Речи держать — нет, Климу за месяц ни разу не досталось. Да и не догородишься, речистые есть, а кто словами не досяжет, тот руками побольше махает. Да чуть не половина выступают вообще не наши, сторонние. Или начальство. Но даже и просто в кресле сидеть — тоже обык нужен, и выгляд, ведь в этих креслах ещё в феврале Государственная Дума сидела, поди попробуй. (Да и приди пораньше: кресел на всех не хватает, остальные на приступках, и просто стоя.) Солдатская часть с Рабочей частью заседает тут через раз, а вместе не впереться, и тогда в Морском корпусе: зда-а-ровенный залища, и набили, наставили простых скамеек, все две тысячи с чем-то помещаются, после того как модели кораблей вынесли вон. (И даже там до того насидятся — жара как в бане, и в сон клонит.)

Хоть и питерский, и прежде на кружок ходил студентов слушать, а поначалу было Климу тут непривычно, как в чужую одёжку нарядился. Но потом, через день ходя, мал-помалу пригляделись, кто и перезнакомился, табачком друг друга угощая. Меж заседаниями выходили в зал колончатый, там толковали, объясняли. И были сильно мозговитые парни.
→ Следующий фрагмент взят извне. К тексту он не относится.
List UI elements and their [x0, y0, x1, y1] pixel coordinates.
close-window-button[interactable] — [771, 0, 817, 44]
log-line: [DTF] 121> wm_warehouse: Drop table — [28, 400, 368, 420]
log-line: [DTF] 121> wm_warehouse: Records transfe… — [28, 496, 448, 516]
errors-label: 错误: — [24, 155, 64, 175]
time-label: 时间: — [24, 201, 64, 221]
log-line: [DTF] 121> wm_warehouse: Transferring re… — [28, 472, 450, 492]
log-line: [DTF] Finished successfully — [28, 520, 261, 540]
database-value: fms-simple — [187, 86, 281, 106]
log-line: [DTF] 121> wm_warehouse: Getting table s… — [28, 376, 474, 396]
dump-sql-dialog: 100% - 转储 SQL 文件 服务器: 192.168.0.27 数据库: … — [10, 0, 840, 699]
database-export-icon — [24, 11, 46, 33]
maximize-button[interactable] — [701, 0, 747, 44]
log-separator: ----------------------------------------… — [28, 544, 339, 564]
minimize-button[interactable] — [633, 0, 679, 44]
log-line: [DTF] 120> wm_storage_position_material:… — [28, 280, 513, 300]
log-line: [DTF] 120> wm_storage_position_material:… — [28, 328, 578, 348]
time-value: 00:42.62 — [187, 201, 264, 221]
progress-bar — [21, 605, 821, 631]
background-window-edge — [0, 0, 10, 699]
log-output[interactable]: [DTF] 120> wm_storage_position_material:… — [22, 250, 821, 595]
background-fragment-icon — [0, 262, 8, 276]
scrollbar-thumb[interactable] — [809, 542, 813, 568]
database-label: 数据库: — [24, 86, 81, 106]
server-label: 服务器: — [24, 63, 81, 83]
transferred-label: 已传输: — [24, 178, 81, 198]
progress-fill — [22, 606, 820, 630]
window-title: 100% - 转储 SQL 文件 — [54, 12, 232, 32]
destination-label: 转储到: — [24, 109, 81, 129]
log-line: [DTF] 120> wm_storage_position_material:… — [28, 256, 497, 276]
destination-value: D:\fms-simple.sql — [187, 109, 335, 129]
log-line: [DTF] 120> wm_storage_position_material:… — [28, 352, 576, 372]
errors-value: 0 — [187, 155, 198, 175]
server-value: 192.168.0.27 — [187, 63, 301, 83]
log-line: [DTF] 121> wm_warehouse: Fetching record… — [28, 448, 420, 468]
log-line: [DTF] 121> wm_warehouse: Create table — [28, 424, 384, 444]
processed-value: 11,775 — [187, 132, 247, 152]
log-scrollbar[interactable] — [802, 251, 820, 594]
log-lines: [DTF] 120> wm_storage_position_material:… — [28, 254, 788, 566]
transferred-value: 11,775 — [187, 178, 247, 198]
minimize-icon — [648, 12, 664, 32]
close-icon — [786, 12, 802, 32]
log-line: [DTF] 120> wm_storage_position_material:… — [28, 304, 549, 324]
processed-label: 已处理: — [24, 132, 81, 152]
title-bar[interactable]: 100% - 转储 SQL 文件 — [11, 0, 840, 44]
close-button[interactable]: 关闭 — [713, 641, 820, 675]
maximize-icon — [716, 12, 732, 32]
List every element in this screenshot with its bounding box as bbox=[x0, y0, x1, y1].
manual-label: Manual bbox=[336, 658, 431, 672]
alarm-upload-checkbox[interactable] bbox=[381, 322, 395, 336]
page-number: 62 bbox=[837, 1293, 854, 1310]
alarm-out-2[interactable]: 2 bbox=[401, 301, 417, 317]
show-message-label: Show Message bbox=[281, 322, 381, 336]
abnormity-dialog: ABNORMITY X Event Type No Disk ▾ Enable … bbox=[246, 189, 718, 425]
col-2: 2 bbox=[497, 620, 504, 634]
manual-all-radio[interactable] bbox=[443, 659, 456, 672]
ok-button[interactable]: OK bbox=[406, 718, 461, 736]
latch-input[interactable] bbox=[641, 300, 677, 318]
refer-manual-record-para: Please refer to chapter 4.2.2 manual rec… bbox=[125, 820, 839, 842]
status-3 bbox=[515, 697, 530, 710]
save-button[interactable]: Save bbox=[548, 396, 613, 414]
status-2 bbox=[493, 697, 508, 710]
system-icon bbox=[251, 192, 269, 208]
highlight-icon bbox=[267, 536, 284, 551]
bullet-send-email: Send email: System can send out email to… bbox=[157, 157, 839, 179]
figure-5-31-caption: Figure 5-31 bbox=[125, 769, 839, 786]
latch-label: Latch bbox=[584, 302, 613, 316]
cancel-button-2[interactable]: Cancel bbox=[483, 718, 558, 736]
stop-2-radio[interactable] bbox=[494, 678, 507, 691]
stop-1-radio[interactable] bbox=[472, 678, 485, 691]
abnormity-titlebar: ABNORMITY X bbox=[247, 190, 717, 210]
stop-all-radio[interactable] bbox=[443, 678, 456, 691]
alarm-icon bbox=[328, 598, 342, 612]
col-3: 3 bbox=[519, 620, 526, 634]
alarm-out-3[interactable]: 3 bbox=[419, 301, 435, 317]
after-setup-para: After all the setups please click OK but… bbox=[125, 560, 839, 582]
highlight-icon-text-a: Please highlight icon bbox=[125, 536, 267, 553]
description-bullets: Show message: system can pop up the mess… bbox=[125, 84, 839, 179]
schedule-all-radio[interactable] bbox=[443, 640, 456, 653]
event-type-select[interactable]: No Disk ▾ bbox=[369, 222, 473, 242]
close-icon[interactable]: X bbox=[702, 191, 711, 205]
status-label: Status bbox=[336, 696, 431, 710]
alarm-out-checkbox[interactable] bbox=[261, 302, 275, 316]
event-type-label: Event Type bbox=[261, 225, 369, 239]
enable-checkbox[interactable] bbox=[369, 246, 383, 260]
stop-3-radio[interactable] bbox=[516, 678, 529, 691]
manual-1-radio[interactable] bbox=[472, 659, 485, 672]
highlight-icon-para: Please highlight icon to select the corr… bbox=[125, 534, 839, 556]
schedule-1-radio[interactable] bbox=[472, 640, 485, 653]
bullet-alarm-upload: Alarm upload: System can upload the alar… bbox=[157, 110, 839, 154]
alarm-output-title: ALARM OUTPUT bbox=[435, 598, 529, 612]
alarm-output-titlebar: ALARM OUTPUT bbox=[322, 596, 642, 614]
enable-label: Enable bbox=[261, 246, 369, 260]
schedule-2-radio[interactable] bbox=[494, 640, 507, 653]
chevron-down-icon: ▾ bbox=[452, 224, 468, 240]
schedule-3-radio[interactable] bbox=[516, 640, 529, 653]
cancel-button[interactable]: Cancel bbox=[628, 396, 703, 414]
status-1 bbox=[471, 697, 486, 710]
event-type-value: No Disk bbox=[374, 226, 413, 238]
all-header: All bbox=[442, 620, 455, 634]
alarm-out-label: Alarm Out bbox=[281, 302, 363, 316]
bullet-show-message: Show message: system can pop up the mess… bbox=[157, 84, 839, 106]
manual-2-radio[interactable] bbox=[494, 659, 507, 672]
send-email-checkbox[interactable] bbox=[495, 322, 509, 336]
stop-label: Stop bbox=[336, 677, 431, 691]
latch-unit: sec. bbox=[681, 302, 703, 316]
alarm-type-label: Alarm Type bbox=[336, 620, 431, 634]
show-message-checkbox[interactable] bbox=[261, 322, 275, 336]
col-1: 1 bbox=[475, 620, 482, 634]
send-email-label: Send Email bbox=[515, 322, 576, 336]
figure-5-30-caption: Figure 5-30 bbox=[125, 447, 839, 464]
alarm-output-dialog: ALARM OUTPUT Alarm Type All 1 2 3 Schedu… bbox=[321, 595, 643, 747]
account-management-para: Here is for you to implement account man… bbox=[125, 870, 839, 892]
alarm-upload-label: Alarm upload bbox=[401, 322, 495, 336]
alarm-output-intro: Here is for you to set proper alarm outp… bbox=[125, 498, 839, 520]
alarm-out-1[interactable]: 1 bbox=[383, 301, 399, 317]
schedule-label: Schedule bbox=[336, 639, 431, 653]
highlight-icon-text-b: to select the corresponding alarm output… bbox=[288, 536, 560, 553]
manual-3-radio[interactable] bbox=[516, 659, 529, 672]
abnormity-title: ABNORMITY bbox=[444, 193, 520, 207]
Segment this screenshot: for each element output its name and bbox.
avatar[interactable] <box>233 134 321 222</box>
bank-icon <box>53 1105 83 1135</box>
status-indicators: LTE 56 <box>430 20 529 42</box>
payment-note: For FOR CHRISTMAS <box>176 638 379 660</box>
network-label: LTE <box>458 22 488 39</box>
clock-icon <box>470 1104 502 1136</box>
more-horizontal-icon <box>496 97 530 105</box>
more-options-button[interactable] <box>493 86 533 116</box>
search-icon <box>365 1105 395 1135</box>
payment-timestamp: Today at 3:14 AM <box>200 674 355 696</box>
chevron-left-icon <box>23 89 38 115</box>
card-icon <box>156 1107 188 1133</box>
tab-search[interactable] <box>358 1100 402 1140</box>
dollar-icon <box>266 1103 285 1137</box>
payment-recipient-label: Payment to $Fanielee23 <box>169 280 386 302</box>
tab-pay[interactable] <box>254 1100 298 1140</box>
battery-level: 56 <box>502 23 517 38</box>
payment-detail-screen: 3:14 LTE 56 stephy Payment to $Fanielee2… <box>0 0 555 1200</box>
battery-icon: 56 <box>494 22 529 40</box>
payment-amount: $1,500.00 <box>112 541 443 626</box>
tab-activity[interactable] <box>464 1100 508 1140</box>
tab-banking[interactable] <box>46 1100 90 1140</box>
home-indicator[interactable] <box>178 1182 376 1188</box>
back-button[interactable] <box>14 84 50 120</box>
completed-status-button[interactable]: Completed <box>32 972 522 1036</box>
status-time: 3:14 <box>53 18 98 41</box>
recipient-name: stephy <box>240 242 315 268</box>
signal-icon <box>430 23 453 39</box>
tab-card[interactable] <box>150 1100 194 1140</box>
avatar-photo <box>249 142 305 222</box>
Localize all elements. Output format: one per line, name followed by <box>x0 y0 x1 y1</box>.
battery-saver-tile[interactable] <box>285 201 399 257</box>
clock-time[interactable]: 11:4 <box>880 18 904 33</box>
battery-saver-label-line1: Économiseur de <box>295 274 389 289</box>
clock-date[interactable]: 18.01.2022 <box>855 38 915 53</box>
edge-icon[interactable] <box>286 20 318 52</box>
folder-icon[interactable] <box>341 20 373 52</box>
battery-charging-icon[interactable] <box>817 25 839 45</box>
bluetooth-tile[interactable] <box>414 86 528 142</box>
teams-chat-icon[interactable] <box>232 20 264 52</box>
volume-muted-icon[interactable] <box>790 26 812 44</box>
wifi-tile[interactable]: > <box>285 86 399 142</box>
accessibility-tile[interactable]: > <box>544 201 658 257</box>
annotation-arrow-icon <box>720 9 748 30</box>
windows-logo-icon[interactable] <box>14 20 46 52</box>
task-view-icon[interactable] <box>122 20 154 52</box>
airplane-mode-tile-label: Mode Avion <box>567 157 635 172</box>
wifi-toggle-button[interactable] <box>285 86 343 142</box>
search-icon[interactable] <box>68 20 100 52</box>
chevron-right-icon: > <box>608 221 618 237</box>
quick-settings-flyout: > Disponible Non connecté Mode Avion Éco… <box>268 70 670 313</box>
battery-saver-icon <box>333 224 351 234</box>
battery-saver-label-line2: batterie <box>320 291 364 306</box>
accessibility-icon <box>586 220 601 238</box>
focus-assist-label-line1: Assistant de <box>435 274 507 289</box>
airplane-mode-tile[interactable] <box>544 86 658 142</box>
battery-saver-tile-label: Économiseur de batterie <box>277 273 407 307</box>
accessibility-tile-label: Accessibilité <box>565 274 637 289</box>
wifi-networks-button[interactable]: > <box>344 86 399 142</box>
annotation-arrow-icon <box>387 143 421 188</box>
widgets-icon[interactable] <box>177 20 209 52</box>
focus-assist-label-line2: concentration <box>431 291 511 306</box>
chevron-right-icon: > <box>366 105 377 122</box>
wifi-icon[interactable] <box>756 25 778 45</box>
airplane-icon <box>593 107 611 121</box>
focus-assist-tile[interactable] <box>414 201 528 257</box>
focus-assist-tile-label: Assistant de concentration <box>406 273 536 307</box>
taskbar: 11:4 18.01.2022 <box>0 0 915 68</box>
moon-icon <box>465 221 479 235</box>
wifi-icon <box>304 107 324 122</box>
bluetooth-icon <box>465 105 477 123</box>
А один солдат из 176 полка, Матвеев, — так всё записывал, записывал, что говорили, — и как успевал? Как-то Клим сидел с ним рядом, удивлялся, до чего карандаш быстро гоняет.

От него, от других, разобрался Клим: на всякую пору выставляется один какой-нть вопрос — и надо, за ли, против, говорить только об нём, а не что сам размерекаешь. Но большинство сбиваются, говорят, что у кого в голове. Иной раз их поправляют с вышки, а то уж и не правят. И оттого бредёт собрание как усталая корова, ногами заплетаясь. И стучат с вышки: „Если еще продолжать обсуждение, то пройдёт три недели!” А додыхаются, отголосуют вопрос — сейчас тебе накатывают следующий.

А уж с места — кричи, когда по нраву или супротив: „Долой! Вон! Убрать его! Просим! Давай, давай! И чёрт с ними!” — и Орлов тоже кричал не раз, выкладывая душу в крике. И иногда такой гамуз поднимется — ни на каком базаре не услышишь. А один раз тут же в зале, в собрании, стали листки разбрасывать — как голубей по залу.

А то стали ходить меж людьми, допытываться: „вы, товарищи, к какой примыкаете партии? мы теперь будем разделяться по вракциям”. Я — ни к какой, пока приглядуюсь. Я и так — ефрейтор Волынского полка, а в прошлом слесарь с Людвига Нобеля.

Новых слов — тут много наберёшься, только уши распяливай, так и чешут неслыханными словами. Авторитет — значит кого уважают. Анархия — никого не уважают. Контр-рево-люция. Контр-ибуция. Или кинут: „Сам Марс стоял за наступательную войну против русского царизма.” Кто такой? Тут другой делегат, спасибо, объяснил: Марс — бог войны, и ему вскоре Вильгельм поставит памятник.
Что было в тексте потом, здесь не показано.